Paula Bonet, fotografiada en su estudio
Paula Bonet, fotografiada en su estudio - Noemí Elías

Paula Bonet planta cara al tabú del aborto espontáneo

La pintora y autora repasa su experiencia en un libro-objeto íntimo y «sin ornamentos»

BarcelonaActualizado:

«Autorretrato en ascensor con embrión con corazón parado». Y a su lado, una pintura de Louise Bourgeois que no deja lugar a dudas. No es el tipo de frase ni de imagen que uno espera encontrarse en una red social de naturaleza amistosa y sonriente, pero así fue como la dibujante y escritora Paula Bonet (Villareal, 1980) hizo público en enero que había sufrido su segundo aborto. «Mi ratoncita estaba allí quieta, como una osa silenciosa en hibernación», escribe ahora en «Roedores. Cuerpo de embarazada sin embrión» (Literatura Random House), una suerte de díptico artístico-literario con el que quiere sacar de las tinieblas un tema tan traumático y a la vez tan común como la pérdida gestacional.

«No está en la conversación pública. Lo que no se nombra no existe, así que quise mostrar esa zona oscura que los hombres no conocen», explica Bonet, quien si se animó a publicar una obra que en un principio debía ser de consumo estrictamente interno fue por las reacciones a aquel primer mensaje que compartió en Instagram. «No hubo ningún comentario negativo y sí mucha gente que compartió conmigo sus experiencias. No me imaginé que fuese a tener tanta repercusión», recuerda Bonet.

Fue entonces cuando recuperó el diario que había escrito durante los tres meses de gestación y un «acordeón» ilustrado que había pintado para su hija antes de perderla. En él, Bonet dibujó diferentes versiones de roedores y ratonas ya que, explica, así es como llamaba a la hija que esperaba. «Desde hace 15 años, cada vez que hacía un viaje compraba un álbum ilustrado por si algún día tenía una hija, así que decidí hacerle uno, quería que fuera algo muy privado, que quedara en las sombras de mis intimidades», recuerda Bonet.

«El primer sentimiento es que tienes una tara, que has fallado. La noticia te aplasta y no puedes dejar de pensar que has hecho algo mal»

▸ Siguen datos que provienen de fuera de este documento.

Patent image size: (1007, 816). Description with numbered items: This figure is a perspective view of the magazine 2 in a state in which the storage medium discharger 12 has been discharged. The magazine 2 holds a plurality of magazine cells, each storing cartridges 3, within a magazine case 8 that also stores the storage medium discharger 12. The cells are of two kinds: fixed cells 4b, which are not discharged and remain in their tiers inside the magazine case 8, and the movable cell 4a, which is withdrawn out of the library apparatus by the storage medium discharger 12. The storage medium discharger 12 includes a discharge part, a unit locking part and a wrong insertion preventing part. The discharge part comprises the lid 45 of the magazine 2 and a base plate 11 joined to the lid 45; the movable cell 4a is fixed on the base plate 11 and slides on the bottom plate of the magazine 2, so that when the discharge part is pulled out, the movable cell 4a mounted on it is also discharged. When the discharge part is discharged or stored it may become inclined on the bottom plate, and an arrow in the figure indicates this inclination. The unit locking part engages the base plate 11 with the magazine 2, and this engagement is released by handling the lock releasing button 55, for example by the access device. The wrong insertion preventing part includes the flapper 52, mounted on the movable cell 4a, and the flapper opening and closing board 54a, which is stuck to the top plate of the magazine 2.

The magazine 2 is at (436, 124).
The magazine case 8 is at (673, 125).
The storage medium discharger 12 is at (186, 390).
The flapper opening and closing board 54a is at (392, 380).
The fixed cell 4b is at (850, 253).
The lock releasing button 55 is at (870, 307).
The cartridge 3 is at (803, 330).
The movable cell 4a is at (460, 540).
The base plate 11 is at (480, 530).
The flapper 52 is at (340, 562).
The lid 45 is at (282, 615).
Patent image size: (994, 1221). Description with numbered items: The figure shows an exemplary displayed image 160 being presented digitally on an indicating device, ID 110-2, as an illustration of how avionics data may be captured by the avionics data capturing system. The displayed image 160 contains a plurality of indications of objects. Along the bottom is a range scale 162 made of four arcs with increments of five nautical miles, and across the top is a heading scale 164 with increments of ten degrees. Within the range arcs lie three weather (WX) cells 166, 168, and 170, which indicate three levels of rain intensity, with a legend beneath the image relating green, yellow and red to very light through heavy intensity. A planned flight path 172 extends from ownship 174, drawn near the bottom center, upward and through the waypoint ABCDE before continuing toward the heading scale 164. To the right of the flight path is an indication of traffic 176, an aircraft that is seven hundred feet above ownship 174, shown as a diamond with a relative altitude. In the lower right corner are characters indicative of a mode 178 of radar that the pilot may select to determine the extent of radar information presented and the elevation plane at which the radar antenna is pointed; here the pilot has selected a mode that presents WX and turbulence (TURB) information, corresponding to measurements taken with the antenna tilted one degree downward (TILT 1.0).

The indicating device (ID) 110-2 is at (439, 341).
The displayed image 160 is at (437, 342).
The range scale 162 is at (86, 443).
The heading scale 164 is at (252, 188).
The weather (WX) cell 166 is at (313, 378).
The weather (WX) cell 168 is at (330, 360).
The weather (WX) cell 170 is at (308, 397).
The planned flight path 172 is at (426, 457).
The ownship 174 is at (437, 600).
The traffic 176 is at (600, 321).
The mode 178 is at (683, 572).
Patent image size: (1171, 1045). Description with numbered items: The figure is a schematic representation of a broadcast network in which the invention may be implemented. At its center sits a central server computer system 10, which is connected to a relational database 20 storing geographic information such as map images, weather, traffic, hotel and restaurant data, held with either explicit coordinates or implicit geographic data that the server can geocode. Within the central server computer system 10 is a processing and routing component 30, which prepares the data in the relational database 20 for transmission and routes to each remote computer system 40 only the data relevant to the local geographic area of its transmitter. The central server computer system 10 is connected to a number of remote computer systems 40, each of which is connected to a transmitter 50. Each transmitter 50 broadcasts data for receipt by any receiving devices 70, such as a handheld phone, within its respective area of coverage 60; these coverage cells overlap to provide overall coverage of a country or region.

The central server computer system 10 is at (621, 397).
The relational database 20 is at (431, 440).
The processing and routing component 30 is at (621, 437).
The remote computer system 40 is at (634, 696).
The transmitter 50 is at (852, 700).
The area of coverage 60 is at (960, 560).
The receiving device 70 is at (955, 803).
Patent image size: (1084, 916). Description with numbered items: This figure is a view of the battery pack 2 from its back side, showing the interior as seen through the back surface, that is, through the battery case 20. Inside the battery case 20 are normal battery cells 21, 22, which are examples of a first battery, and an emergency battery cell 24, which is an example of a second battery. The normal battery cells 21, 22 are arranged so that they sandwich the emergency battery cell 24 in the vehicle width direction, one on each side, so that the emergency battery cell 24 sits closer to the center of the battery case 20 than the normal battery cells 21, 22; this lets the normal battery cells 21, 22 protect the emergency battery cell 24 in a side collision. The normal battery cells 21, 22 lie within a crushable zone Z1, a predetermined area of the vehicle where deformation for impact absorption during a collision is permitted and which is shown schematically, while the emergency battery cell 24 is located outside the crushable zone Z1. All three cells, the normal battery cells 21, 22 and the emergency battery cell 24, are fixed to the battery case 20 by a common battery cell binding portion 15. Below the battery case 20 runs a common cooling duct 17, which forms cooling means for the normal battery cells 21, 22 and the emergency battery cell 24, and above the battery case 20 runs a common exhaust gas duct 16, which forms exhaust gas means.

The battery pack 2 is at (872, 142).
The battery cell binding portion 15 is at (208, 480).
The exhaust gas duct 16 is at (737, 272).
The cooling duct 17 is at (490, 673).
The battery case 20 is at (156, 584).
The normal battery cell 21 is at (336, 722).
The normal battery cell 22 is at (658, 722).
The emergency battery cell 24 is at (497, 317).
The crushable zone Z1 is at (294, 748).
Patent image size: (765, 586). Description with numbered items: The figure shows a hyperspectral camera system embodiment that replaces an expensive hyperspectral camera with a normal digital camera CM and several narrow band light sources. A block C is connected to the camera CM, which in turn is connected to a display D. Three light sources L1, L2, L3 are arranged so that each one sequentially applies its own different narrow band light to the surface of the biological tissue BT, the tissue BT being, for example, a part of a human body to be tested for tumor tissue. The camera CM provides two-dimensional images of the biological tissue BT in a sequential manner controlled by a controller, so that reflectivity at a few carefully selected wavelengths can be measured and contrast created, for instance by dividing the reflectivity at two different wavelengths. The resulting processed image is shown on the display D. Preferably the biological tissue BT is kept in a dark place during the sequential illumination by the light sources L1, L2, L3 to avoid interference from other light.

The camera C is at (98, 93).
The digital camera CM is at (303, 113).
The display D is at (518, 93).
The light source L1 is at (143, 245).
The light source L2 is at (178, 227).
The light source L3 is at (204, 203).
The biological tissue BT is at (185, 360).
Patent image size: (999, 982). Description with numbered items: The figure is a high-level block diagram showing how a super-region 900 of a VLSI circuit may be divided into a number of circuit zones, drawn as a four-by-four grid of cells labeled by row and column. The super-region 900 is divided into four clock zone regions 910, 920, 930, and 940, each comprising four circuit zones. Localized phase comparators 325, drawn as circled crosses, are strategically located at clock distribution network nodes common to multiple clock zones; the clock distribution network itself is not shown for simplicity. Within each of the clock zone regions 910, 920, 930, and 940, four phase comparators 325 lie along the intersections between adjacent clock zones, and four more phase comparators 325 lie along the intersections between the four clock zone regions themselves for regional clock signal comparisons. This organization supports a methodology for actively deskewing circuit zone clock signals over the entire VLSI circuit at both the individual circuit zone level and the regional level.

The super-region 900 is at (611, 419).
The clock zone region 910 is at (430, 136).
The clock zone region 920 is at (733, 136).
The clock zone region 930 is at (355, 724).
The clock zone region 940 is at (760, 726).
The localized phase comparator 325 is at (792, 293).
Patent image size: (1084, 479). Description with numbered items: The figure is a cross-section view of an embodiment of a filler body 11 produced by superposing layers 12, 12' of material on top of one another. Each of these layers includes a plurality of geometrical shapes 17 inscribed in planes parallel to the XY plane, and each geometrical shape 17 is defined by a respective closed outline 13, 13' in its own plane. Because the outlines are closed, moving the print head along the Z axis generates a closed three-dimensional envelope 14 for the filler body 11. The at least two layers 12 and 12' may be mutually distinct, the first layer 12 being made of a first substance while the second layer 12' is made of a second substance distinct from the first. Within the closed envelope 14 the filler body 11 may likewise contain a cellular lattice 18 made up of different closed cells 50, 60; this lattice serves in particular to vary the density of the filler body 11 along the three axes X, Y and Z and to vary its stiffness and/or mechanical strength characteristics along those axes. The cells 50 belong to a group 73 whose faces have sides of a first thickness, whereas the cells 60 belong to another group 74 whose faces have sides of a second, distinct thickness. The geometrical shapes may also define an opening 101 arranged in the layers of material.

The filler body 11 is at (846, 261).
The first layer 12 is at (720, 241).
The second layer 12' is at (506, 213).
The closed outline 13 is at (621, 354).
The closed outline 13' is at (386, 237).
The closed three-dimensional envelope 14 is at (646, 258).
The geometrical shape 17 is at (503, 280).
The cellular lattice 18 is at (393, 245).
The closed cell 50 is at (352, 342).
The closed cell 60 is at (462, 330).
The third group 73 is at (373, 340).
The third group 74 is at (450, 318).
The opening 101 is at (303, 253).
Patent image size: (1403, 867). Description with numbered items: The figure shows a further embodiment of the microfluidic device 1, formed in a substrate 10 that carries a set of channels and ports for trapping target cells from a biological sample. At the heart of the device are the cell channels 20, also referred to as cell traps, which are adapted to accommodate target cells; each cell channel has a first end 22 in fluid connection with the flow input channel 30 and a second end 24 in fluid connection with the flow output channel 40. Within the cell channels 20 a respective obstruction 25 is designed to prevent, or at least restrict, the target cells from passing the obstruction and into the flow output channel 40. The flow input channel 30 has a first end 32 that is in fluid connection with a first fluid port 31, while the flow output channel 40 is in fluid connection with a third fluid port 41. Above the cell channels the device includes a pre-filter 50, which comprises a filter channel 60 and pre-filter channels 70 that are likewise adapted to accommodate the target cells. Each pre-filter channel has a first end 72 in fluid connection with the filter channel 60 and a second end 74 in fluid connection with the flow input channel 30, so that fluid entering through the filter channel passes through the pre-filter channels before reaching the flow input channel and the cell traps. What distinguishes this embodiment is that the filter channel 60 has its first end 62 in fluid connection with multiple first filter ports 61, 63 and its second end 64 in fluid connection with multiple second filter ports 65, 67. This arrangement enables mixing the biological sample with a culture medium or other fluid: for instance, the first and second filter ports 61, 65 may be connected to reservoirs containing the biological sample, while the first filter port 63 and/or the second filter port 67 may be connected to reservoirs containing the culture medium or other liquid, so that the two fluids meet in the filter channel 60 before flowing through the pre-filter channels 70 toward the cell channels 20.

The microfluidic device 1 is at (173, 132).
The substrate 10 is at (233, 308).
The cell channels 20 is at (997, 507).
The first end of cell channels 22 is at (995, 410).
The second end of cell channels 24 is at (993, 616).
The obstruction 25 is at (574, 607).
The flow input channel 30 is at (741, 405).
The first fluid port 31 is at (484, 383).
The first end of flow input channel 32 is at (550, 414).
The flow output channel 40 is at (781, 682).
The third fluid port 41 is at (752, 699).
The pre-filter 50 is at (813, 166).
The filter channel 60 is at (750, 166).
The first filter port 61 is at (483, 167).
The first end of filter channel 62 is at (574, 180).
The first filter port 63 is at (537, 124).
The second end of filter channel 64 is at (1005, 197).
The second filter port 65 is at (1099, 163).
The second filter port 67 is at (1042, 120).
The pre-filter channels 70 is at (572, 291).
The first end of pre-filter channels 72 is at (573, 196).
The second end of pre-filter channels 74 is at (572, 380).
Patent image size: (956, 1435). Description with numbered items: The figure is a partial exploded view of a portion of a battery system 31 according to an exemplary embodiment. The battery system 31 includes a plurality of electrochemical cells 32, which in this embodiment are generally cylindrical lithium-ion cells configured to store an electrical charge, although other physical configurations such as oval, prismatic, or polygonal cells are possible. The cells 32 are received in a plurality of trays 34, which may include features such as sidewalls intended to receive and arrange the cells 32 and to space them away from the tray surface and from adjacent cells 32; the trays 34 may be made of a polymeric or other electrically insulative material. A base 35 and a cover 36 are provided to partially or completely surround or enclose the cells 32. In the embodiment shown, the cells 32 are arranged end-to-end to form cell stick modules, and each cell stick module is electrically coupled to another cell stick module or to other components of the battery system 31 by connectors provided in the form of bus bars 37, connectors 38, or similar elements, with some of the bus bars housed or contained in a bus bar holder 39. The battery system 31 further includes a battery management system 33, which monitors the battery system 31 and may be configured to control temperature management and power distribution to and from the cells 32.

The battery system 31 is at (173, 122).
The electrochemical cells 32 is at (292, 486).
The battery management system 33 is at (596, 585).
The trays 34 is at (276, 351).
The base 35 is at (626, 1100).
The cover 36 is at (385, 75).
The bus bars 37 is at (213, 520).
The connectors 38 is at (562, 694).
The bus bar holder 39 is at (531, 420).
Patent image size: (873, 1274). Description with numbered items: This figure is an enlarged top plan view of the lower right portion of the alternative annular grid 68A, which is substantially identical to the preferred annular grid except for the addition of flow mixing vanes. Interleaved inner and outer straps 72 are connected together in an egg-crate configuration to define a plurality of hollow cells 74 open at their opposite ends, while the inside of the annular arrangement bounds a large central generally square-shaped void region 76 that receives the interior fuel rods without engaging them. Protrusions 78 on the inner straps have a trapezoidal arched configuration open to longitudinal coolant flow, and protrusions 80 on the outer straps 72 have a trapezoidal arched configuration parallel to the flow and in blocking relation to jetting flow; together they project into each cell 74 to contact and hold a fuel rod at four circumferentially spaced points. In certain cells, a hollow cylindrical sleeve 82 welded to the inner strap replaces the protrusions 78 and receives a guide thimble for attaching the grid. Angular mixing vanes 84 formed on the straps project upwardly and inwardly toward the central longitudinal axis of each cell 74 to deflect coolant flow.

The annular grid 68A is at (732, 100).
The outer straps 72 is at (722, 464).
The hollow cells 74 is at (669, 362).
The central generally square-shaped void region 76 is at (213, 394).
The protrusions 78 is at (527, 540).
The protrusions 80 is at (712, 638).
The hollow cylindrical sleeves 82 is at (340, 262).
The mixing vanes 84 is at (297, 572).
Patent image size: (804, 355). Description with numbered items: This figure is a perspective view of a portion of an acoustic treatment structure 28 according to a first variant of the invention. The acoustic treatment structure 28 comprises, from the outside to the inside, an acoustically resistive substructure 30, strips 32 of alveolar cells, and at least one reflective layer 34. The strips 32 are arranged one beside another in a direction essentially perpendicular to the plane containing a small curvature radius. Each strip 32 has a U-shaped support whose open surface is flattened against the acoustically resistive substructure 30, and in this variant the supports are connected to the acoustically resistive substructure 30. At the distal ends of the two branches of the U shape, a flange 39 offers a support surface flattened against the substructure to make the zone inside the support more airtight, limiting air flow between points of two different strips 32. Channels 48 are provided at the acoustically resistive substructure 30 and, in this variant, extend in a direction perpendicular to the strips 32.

Con el segundo aborto, sin embargo, todo cambió. «Tenía un ser que se iba sin apenas hacer ruido, un poco como se espera que seamos las mujeres: complacientes y sonrientes», lamenta Bonet para poner de relieve los velos de silencio que acompañan a un tema sobre el que, lamenta, tampoco existe literatura. «Se nos bombardea constantemente con mensajes optimistas, pero tenemos que aprender a vivir y entender el dolor», explica. Y eso por no hablar, añade la autora, de la culpa que atrapa a las mujeres que sufren un aborto: «El primer sentimiento es que tienes una tara, que has fallado. La noticia te aplasta y no puedes dejar de pensar que has hecho algo mal... La segunda vez dejé de pintar, me gasté un dineral en comida orgánica, me cuidé muchísimo... Y sucedió lo mismo», relata.

Ilustración de Bonet para «Cuerpo de embarazada sin embrión»
Ilustración de Bonet para «Cuerpo de embarazada sin embrión» - Paula Bonet

El drama, apunta, es aún mayor tras descubrir que eso mismo aún ha de ocurrir una vez más antes de que alguien le preste verdadera atención. «A nivel médico, hasta que esto no sucede tres veces no se empieza a investigar. ¡Esta locura que es gestar y perder y volverte loca tiene que sucederte tres veces para que empiecen a hacerse una serie de análisis!», subraya Bonet.

Con todo, si algo ha querido Bonet con «Roedores. Cuerpo de embarazada sin embrión» es «poner el debate sobre la mesa» pero huyendo de cualquier melodrama y victimismo. «Quería que fuera un texto pulido y crudo en el que se explicara más en los huecos que en las palabras», señala. Un texto «sin ornamentos» que le permita «hablar de un tema femenino de una manera universal». «Las mujeres no escribimos cosas de mujeres para mujeres: escribimos cosas que pueden leer hombres o mujeres», señala.